Or how about the all too common desire to have your child live the life you couldn’t, to experience vicariously what you missed out on in your own past? Is this really in your child’s best interests? Is this about their needs, goals or strengths? Do they want to go to Harvard, be a doctor or even a Torah scholar? Or is that actually your dream?

The list goes on and on. I know of more than one situation where men who didn’t marry until their late forties/early fifties were held back by one specific reason. Or should I say one particular person? Their mothers – who wanted their only sons constantly by their side, always at their beck and call. So no girl was every good enough and the grip was too strong.

I don’t understand these mothers. I don’t understand hurting your children that way. I don’t understand only seeing your needs and not theirs. But it happens – a lot.

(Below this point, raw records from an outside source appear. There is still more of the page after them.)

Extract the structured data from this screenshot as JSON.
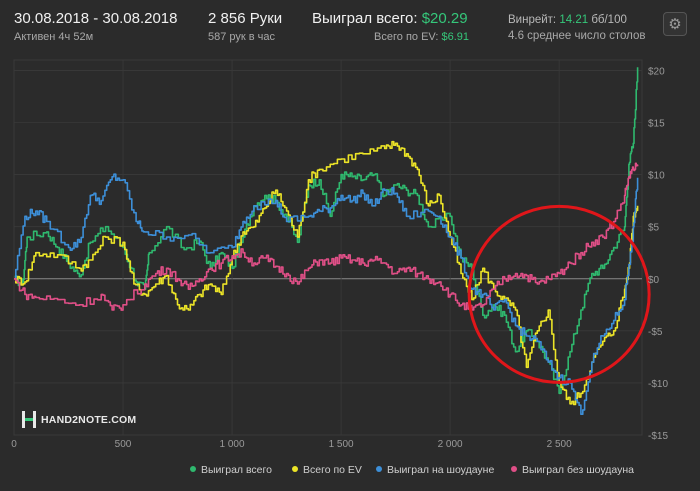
{
  "header": {
    "date_range": "30.08.2018 - 30.08.2018",
    "active": "Активен 4ч 52м",
    "hands": "2 856 Руки",
    "hands_rate": "587 рук в час",
    "won_label": "Выиграл всего:",
    "won_value": "$20.29",
    "ev_label": "Всего по EV:",
    "ev_value": "$6.91",
    "winrate_label": "Винрейт:",
    "winrate_value": "14.21",
    "winrate_unit": "бб/100",
    "tables": "4.6 среднее число столов",
    "settings_icon": "gear-icon"
  },
  "logo": {
    "text": "HAND2NOTE.COM",
    "icon": "h2n-logo-icon"
  },
  "chart_data": {
    "type": "line",
    "xlim": [
      0,
      2880
    ],
    "ylim": [
      -15,
      21
    ],
    "x_ticks": [
      0,
      500,
      1000,
      1500,
      2000,
      2500
    ],
    "x_tick_labels": [
      "0",
      "500",
      "1 000",
      "1 500",
      "2 000",
      "2 500"
    ],
    "y_ticks": [
      20,
      15,
      10,
      5,
      0,
      -5,
      -10,
      -15
    ],
    "y_tick_labels": [
      "$20",
      "$15",
      "$10",
      "$5",
      "$0",
      "-$5",
      "-$10",
      "-$15"
    ],
    "grid": true,
    "legend_position": "bottom",
    "series": [
      {
        "name": "Выиграл всего",
        "color": "#2fb86e",
        "points": [
          [
            0,
            0
          ],
          [
            40,
            -0.5
          ],
          [
            60,
            4
          ],
          [
            150,
            4.5
          ],
          [
            200,
            3
          ],
          [
            250,
            1.5
          ],
          [
            300,
            0.2
          ],
          [
            350,
            3.5
          ],
          [
            420,
            5
          ],
          [
            500,
            3
          ],
          [
            560,
            -0.3
          ],
          [
            600,
            -1
          ],
          [
            620,
            2.5
          ],
          [
            700,
            5
          ],
          [
            780,
            2.8
          ],
          [
            850,
            3.6
          ],
          [
            900,
            1
          ],
          [
            950,
            2.5
          ],
          [
            1000,
            1
          ],
          [
            1050,
            4
          ],
          [
            1100,
            7
          ],
          [
            1150,
            8
          ],
          [
            1200,
            7.5
          ],
          [
            1250,
            6
          ],
          [
            1300,
            3.5
          ],
          [
            1350,
            9
          ],
          [
            1400,
            9.5
          ],
          [
            1450,
            6
          ],
          [
            1500,
            10
          ],
          [
            1550,
            9.8
          ],
          [
            1600,
            9.5
          ],
          [
            1650,
            10
          ],
          [
            1700,
            8
          ],
          [
            1750,
            9
          ],
          [
            1800,
            8.5
          ],
          [
            1850,
            8
          ],
          [
            1900,
            5
          ],
          [
            2000,
            6
          ],
          [
            2050,
            2
          ],
          [
            2100,
            1
          ],
          [
            2150,
            -3.5
          ],
          [
            2200,
            -2.5
          ],
          [
            2250,
            -3.5
          ],
          [
            2300,
            -7
          ],
          [
            2350,
            -5
          ],
          [
            2400,
            -6
          ],
          [
            2450,
            -8
          ],
          [
            2500,
            -11
          ],
          [
            2550,
            -7
          ],
          [
            2600,
            -3
          ],
          [
            2650,
            0.5
          ],
          [
            2700,
            1
          ],
          [
            2750,
            3
          ],
          [
            2800,
            5
          ],
          [
            2820,
            11
          ],
          [
            2840,
            13
          ],
          [
            2860,
            20.3
          ]
        ]
      },
      {
        "name": "Всего по EV",
        "color": "#ece427",
        "points": [
          [
            0,
            0
          ],
          [
            50,
            -0.3
          ],
          [
            100,
            2.5
          ],
          [
            200,
            2.3
          ],
          [
            300,
            1
          ],
          [
            350,
            1.8
          ],
          [
            420,
            4
          ],
          [
            500,
            3.5
          ],
          [
            550,
            -0.5
          ],
          [
            600,
            -1.5
          ],
          [
            650,
            -0.5
          ],
          [
            700,
            0.3
          ],
          [
            750,
            -2.5
          ],
          [
            800,
            -3
          ],
          [
            850,
            -1.5
          ],
          [
            900,
            -0.5
          ],
          [
            950,
            -1.5
          ],
          [
            1000,
            2
          ],
          [
            1050,
            4.5
          ],
          [
            1100,
            5
          ],
          [
            1150,
            6.8
          ],
          [
            1200,
            8.5
          ],
          [
            1250,
            6.5
          ],
          [
            1300,
            4
          ],
          [
            1350,
            9.5
          ],
          [
            1400,
            10.5
          ],
          [
            1500,
            11.5
          ],
          [
            1600,
            12
          ],
          [
            1700,
            12.5
          ],
          [
            1750,
            13
          ],
          [
            1800,
            12
          ],
          [
            1850,
            10.5
          ],
          [
            1900,
            7
          ],
          [
            1950,
            8
          ],
          [
            2000,
            4
          ],
          [
            2050,
            0.5
          ],
          [
            2100,
            -2
          ],
          [
            2150,
            1
          ],
          [
            2200,
            -1
          ],
          [
            2250,
            -2
          ],
          [
            2300,
            -3
          ],
          [
            2350,
            -8.5
          ],
          [
            2400,
            -5
          ],
          [
            2450,
            -3
          ],
          [
            2500,
            -10
          ],
          [
            2550,
            -12
          ],
          [
            2600,
            -11
          ],
          [
            2650,
            -8
          ],
          [
            2700,
            -6
          ],
          [
            2750,
            -5
          ],
          [
            2800,
            -1
          ],
          [
            2820,
            1
          ],
          [
            2840,
            6
          ],
          [
            2860,
            7
          ]
        ]
      },
      {
        "name": "Выиграл на шоудауне",
        "color": "#3d8fd8",
        "points": [
          [
            0,
            0
          ],
          [
            50,
            6
          ],
          [
            100,
            6.5
          ],
          [
            150,
            5.5
          ],
          [
            250,
            3
          ],
          [
            300,
            3.5
          ],
          [
            350,
            8
          ],
          [
            400,
            7.5
          ],
          [
            450,
            9.8
          ],
          [
            500,
            9.5
          ],
          [
            560,
            5.5
          ],
          [
            600,
            4.5
          ],
          [
            700,
            4
          ],
          [
            800,
            4.2
          ],
          [
            900,
            2.5
          ],
          [
            1000,
            3
          ],
          [
            1050,
            5.5
          ],
          [
            1100,
            7
          ],
          [
            1200,
            7.5
          ],
          [
            1250,
            5.5
          ],
          [
            1350,
            6
          ],
          [
            1400,
            6.5
          ],
          [
            1450,
            6.8
          ],
          [
            1500,
            8
          ],
          [
            1550,
            7.5
          ],
          [
            1600,
            8.2
          ],
          [
            1650,
            7
          ],
          [
            1700,
            8.5
          ],
          [
            1750,
            8.2
          ],
          [
            1800,
            6
          ],
          [
            1900,
            6.5
          ],
          [
            1950,
            6
          ],
          [
            2000,
            4
          ],
          [
            2050,
            2
          ],
          [
            2100,
            -1
          ],
          [
            2150,
            -1.5
          ],
          [
            2200,
            -3
          ],
          [
            2250,
            -2
          ],
          [
            2300,
            -4.5
          ],
          [
            2350,
            -5.5
          ],
          [
            2400,
            -6
          ],
          [
            2450,
            -8
          ],
          [
            2500,
            -9.5
          ],
          [
            2550,
            -10
          ],
          [
            2600,
            -13
          ],
          [
            2650,
            -8
          ],
          [
            2700,
            -5.5
          ],
          [
            2750,
            -4
          ],
          [
            2800,
            -2
          ],
          [
            2840,
            5
          ],
          [
            2860,
            9.7
          ]
        ]
      },
      {
        "name": "Выиграл без шоудауна",
        "color": "#e04f87",
        "points": [
          [
            0,
            0
          ],
          [
            50,
            -1.5
          ],
          [
            100,
            -1.8
          ],
          [
            200,
            -2
          ],
          [
            300,
            -2.5
          ],
          [
            400,
            -1.5
          ],
          [
            450,
            -3
          ],
          [
            500,
            -2.5
          ],
          [
            600,
            -0.5
          ],
          [
            650,
            0.5
          ],
          [
            700,
            1
          ],
          [
            750,
            0
          ],
          [
            800,
            -1
          ],
          [
            850,
            0
          ],
          [
            900,
            1
          ],
          [
            950,
            1.5
          ],
          [
            1000,
            2.2
          ],
          [
            1050,
            2.5
          ],
          [
            1100,
            1.5
          ],
          [
            1150,
            2
          ],
          [
            1200,
            1.2
          ],
          [
            1250,
            0.5
          ],
          [
            1300,
            -0.5
          ],
          [
            1350,
            1
          ],
          [
            1400,
            1.8
          ],
          [
            1450,
            1.5
          ],
          [
            1500,
            2
          ],
          [
            1550,
            1.8
          ],
          [
            1600,
            1.5
          ],
          [
            1650,
            1.8
          ],
          [
            1700,
            1.5
          ],
          [
            1750,
            0.5
          ],
          [
            1800,
            1
          ],
          [
            1850,
            0.5
          ],
          [
            1900,
            0
          ],
          [
            1950,
            -0.3
          ],
          [
            2000,
            -1.5
          ],
          [
            2050,
            -2.5
          ],
          [
            2100,
            -3
          ],
          [
            2150,
            -2.5
          ],
          [
            2200,
            -1
          ],
          [
            2250,
            0
          ],
          [
            2300,
            0.5
          ],
          [
            2350,
            0.3
          ],
          [
            2400,
            -0.5
          ],
          [
            2450,
            0
          ],
          [
            2500,
            0.5
          ],
          [
            2550,
            1.5
          ],
          [
            2600,
            2.5
          ],
          [
            2650,
            3.5
          ],
          [
            2700,
            4
          ],
          [
            2750,
            5.5
          ],
          [
            2800,
            8
          ],
          [
            2820,
            9.8
          ],
          [
            2840,
            10.5
          ],
          [
            2860,
            10.8
          ]
        ]
      }
    ]
  },
  "annotation": {
    "shape": "ellipse",
    "color": "#e0161a"
  }
}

And there’s more. I’m sure everyone has a “friend” who isn’t always supportive of their children, especially if their public behavior isn’t ideal. They allow themselves to be embarrassed by their children or to believe the critical words of an acquaintance or teacher over their own offspring. Their social acceptance takes precedence over their children’s emotional needs, over our responsibility to provide unconditional love.

Children are a precious and awesome responsibility. And our job is, to the best of our abilities (we are human after all), to do what what’s good for them, what allows their unique potential to be achieved and to shine.

It’s too easy to read about this Canadian couple and “tsk tsk” in smug disapproval. It’s more productive to be thoughtful and introspective. There’s a little of Kathy Witterick and David Stocker in all of us.